Tuesday, 25 February 2014

Sickness and Shifting Gears

When I am sick, it is a time of melancholy but also of philosophising. While my brain seems sluggish, and I cannot focus on my common routine, my mind is so clouded it is hard to work on my papers or latest project. This opens up an opportunity rarely taken in the day-to-day. It becomes a time to think on the nature of death and mortality, ask what is moral and what passes for being moral. It can be a time to critique power and hear how others justify the abuses of state power. Being sick is a good time for all of those wonderful questions.

If you cannot speak, it is a time to listen. Sickness and those days off that sickness brings can give us the time to check up on the news regarding things we actually care about. We can read blogs, listen to clips on our interests and take stock of the new developments in the world that we were so ignorant of while we remained locked within our routine.

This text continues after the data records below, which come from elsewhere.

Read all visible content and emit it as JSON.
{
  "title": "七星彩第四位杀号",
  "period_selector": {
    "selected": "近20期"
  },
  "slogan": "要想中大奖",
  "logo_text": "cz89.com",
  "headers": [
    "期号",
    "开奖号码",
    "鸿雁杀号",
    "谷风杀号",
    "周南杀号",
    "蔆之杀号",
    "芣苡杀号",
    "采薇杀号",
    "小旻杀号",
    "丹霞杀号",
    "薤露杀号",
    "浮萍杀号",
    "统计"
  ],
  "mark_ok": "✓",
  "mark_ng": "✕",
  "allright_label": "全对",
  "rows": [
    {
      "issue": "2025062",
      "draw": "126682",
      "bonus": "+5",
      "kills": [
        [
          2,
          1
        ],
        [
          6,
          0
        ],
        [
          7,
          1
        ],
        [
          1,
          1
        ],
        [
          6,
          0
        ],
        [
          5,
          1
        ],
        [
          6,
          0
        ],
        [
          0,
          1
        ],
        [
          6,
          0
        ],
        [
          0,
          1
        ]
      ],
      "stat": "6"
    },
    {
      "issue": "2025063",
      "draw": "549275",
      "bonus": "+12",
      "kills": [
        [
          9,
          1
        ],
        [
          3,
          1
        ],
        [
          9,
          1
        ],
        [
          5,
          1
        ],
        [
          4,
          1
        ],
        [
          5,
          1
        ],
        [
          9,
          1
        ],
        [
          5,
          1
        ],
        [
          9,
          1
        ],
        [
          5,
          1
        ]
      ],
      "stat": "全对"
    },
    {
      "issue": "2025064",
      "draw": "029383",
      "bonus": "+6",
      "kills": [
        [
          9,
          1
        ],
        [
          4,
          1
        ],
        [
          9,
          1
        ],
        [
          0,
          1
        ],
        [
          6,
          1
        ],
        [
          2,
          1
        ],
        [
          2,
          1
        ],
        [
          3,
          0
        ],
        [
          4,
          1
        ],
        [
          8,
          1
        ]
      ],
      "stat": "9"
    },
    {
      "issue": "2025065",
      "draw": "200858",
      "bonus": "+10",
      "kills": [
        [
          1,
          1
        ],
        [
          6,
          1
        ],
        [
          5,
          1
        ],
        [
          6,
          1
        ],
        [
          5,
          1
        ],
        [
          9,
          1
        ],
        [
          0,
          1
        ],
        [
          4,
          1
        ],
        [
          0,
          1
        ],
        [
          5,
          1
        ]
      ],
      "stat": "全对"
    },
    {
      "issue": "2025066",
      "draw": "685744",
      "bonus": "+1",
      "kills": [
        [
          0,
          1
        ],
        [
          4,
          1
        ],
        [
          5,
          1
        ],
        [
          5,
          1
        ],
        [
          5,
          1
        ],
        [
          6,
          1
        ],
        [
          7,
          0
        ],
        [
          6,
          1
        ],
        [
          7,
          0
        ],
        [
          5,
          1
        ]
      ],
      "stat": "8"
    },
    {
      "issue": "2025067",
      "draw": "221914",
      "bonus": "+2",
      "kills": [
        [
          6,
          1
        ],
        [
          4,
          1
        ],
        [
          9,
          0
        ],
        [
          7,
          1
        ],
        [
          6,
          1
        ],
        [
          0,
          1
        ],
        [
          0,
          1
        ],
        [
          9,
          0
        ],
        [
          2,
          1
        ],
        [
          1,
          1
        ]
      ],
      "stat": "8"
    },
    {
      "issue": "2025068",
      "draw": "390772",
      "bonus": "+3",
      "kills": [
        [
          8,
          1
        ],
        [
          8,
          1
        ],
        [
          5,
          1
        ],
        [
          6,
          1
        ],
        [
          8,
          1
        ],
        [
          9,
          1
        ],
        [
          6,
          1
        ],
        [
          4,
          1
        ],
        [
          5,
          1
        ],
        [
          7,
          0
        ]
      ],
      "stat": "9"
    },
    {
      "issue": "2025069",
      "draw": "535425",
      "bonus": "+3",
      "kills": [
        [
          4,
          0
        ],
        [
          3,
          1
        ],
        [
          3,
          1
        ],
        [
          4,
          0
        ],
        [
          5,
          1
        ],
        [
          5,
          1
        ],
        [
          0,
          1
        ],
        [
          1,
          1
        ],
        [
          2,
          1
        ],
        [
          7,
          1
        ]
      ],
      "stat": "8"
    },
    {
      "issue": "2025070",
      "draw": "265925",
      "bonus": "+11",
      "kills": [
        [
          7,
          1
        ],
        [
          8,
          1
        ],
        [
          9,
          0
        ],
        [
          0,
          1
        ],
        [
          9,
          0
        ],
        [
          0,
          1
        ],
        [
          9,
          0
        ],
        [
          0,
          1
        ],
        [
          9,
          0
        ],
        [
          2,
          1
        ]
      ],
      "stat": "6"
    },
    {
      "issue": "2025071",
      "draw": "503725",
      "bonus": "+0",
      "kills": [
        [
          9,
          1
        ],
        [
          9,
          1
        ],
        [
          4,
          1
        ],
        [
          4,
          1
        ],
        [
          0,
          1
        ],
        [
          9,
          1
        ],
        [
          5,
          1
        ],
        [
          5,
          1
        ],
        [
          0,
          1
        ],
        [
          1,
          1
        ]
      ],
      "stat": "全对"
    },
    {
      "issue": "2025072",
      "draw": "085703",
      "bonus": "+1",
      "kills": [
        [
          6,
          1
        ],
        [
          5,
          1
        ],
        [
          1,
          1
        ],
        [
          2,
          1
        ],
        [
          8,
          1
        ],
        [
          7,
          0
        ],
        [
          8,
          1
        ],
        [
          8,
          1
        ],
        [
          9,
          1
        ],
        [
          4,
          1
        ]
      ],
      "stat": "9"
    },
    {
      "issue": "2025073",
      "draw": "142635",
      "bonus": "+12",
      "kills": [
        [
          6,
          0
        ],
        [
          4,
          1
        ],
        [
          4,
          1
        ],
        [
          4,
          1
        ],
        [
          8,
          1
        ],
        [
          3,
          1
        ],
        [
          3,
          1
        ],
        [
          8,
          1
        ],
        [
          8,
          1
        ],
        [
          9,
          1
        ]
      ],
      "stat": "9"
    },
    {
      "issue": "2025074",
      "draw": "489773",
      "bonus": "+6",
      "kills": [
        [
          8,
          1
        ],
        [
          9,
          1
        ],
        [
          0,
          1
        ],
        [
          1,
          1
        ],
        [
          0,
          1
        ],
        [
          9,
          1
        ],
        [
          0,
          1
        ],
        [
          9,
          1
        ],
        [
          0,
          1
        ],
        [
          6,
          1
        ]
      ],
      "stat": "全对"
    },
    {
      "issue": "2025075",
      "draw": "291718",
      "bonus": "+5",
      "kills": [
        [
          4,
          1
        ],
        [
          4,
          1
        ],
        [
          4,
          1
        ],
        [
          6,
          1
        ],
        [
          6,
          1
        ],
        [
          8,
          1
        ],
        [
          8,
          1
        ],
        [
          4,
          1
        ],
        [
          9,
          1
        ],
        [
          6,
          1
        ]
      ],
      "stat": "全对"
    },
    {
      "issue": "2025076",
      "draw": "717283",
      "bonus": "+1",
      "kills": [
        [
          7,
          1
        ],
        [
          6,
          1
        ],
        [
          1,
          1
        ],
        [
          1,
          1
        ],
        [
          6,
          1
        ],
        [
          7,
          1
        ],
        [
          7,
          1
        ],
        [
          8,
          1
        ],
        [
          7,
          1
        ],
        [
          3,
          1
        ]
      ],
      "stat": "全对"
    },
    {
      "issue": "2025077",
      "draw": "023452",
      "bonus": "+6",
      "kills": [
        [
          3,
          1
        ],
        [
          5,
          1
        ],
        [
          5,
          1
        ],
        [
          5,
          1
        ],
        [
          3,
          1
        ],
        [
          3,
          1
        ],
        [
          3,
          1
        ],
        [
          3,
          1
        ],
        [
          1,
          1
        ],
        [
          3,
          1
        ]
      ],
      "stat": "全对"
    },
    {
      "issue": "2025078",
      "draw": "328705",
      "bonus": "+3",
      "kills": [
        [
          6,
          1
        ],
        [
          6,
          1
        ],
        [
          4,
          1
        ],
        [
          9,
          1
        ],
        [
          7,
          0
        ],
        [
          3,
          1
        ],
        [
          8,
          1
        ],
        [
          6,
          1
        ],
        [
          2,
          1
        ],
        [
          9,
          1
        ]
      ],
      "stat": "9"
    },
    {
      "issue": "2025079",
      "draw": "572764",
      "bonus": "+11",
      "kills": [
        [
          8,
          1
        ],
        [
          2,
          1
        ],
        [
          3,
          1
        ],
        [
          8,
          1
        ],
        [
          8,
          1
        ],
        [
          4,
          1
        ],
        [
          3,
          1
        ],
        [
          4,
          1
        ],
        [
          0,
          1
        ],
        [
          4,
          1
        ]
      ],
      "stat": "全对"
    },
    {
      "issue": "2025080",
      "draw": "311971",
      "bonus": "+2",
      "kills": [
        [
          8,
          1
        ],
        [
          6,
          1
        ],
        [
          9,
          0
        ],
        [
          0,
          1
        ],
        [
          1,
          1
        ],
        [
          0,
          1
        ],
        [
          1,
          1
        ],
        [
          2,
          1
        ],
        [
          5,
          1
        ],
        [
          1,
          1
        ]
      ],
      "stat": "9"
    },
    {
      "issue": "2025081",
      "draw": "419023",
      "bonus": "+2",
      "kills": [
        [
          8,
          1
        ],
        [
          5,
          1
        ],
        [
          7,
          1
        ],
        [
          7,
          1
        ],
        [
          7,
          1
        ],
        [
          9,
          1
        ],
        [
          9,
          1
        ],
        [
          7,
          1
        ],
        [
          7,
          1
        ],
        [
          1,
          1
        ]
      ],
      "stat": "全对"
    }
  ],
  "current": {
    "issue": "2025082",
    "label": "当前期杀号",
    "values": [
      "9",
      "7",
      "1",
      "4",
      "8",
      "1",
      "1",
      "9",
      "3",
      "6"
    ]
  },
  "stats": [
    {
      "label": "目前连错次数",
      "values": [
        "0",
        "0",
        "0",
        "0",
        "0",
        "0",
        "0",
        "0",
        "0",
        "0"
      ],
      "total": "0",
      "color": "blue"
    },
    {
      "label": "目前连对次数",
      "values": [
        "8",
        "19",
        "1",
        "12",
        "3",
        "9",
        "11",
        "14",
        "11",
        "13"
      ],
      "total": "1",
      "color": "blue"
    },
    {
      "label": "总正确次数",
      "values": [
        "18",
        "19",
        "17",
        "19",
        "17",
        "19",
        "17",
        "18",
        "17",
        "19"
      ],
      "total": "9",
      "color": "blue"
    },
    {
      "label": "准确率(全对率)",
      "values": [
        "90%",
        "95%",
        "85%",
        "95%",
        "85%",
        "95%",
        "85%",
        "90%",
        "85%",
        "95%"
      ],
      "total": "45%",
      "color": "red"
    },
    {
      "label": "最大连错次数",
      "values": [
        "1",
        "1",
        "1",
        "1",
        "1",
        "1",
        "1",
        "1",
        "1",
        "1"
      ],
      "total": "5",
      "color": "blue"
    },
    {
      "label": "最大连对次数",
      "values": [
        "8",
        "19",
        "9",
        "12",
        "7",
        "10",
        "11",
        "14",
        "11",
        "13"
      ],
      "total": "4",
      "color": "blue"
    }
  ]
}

Sickness can give us the opportunity to become more informed citizens. More than "time off" it can be a time to ourselves, and thus a time to improve what we know.

Of course, distraction is so very good when to swallow is to experience pain. When breathing is hard listening completely to a presentation by specialists can take us temporarily away from the concerns of the body. Comedy sites can give some relief in 2,5 or 20 minute intervals, but the better form of distraction is philosophy and broadening our knowledge of the world and current events.We can focus on such "heady" topics with just a bit of time off. If we cannot speak, we may still be able to type.

We are limited while gripped by sickness, our minds do not function so clearly. Yet, there is still an opportunity to do something, to learn something, and to deviate from our typical schedule. Distracting ourselves from the pain, dizziness or trouble breathing is also no bad thing. That is why I think that in being sick once in a while, we can find ourselves open to asking the big questions, and the questions personally important to us. In being stuck at home and unable to go to work we can shift gears and explore part of what it is to be human, and ask the big questions that we push to the side as we carry out our daily lives with all of their obligations and responsibilities.


P.S: apologies for any errors, I was a bit under the weather when I wrote this.